Ya, tugas bagian dari proses pembelajaran. Memang betul. Tapi pertanyaannya, relevankah tugas yang diberikan dengan kompetensi yang diharapkan? Sebab tak jarang, tugas diberikan hanya sebagai alasan untuk mengganti jam kuliah karena dosen tidak dapat menghadiri jam kuliah.
Jika demikian, dapatkah mewujudkan mimpi mahasiswa seperti ekspektasi mereka di awal kuliah? Kalau meminjam istilahnya Prof. Purwo Santoso, Rektor UNU Jogja, fakta yang demikian adalah pembodohan mahasiswa. Dan mirisnya, mahasiswa menerima pembodohan itu dengan gembira karena tidak perlu masuk kelas.
Sebagian mahasiswa yang punya ekspektasi tinggi di awal, kemudian akan berpikir, “dapat apa kalau cuma belajar teori di kelas-tugas-laporan begitu seterusnya?” Pertanyaan semacam ini lumrah dialami banyak mahasiswa. Pertanyaan inilah yang menimbulkan pertanyaan-pertanyaan turunan dan dilema tersendiri. Setelah itu dengan sendirinya mahasiswa akan terbagi menjadi dua golongan.
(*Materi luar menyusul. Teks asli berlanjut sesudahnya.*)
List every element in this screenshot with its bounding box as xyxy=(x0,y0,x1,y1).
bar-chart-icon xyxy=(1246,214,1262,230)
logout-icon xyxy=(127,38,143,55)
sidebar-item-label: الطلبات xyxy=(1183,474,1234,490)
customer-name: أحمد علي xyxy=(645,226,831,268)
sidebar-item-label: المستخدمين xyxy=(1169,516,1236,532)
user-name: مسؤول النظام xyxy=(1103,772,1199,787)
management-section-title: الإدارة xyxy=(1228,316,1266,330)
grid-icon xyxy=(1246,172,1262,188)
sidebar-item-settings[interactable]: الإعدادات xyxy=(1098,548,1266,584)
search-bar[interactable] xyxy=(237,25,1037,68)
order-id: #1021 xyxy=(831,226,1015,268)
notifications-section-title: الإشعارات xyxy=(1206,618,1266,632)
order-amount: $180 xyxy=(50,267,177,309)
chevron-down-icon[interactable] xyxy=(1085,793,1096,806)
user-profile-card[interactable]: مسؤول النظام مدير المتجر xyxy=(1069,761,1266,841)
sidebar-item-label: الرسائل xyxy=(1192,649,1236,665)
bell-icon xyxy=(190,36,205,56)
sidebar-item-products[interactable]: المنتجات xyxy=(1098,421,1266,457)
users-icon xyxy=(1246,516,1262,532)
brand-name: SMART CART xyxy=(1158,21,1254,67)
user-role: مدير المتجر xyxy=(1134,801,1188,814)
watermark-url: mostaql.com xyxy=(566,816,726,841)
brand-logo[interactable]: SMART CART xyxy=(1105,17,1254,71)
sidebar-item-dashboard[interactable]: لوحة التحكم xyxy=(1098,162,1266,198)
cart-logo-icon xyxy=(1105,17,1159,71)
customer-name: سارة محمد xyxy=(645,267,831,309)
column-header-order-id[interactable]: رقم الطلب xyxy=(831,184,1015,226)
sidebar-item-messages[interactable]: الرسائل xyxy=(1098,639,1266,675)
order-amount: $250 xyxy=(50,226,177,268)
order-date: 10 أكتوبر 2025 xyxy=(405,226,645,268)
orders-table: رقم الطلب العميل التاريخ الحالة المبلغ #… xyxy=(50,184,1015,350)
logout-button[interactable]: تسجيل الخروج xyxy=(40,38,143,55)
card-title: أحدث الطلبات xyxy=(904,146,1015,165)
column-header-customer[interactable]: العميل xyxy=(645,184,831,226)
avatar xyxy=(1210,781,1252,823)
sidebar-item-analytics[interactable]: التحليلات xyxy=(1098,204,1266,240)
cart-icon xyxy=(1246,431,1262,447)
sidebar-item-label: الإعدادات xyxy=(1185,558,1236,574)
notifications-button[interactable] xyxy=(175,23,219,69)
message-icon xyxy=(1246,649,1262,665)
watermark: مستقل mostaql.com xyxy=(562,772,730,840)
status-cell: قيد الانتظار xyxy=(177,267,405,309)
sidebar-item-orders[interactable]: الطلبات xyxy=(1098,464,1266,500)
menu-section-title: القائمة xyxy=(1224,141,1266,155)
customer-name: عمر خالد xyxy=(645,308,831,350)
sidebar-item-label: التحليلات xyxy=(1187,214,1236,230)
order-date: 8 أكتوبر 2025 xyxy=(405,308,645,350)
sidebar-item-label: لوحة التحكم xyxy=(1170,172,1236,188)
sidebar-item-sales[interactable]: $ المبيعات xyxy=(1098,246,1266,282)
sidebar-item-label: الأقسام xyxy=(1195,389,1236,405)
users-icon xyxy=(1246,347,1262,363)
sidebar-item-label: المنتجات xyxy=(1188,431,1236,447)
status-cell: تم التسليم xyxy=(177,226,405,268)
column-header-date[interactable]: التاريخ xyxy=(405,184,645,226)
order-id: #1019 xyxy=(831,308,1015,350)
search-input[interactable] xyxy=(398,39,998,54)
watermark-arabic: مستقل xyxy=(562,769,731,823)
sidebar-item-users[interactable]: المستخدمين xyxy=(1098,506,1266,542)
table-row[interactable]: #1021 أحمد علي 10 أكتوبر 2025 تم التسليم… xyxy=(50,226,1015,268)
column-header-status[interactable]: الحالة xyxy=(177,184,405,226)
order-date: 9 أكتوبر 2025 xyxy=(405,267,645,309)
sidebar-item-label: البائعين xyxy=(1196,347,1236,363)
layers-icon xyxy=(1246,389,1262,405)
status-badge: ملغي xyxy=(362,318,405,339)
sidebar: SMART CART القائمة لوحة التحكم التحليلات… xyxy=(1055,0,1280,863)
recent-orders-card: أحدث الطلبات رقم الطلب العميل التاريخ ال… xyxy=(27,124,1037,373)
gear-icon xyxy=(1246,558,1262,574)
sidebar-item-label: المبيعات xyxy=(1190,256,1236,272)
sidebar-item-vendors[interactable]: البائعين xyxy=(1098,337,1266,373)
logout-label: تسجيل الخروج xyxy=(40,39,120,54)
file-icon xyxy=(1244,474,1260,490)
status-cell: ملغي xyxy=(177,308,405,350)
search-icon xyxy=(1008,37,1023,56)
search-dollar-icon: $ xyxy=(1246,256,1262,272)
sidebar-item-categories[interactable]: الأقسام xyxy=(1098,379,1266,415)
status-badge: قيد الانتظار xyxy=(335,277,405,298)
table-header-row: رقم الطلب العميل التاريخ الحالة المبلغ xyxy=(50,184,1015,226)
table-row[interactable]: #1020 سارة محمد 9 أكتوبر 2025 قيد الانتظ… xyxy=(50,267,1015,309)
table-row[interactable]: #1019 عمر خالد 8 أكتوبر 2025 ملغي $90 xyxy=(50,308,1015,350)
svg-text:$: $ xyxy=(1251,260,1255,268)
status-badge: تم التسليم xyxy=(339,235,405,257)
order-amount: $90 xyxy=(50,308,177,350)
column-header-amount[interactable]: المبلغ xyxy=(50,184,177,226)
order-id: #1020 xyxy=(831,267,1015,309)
Mahasiswa golongan pertama, akan memilih jalan untuk patuh pada sistem pembelajaran yang menganut model kuliah di kelas – tugas – laporan. Mahasiswa jenis ini akan mendapat predikat sebagai mahasiswa yang ideal dan biasanya disukai oleh dosen. Waktunya dihabiskan untuk belajar dan mengerjakan tugas.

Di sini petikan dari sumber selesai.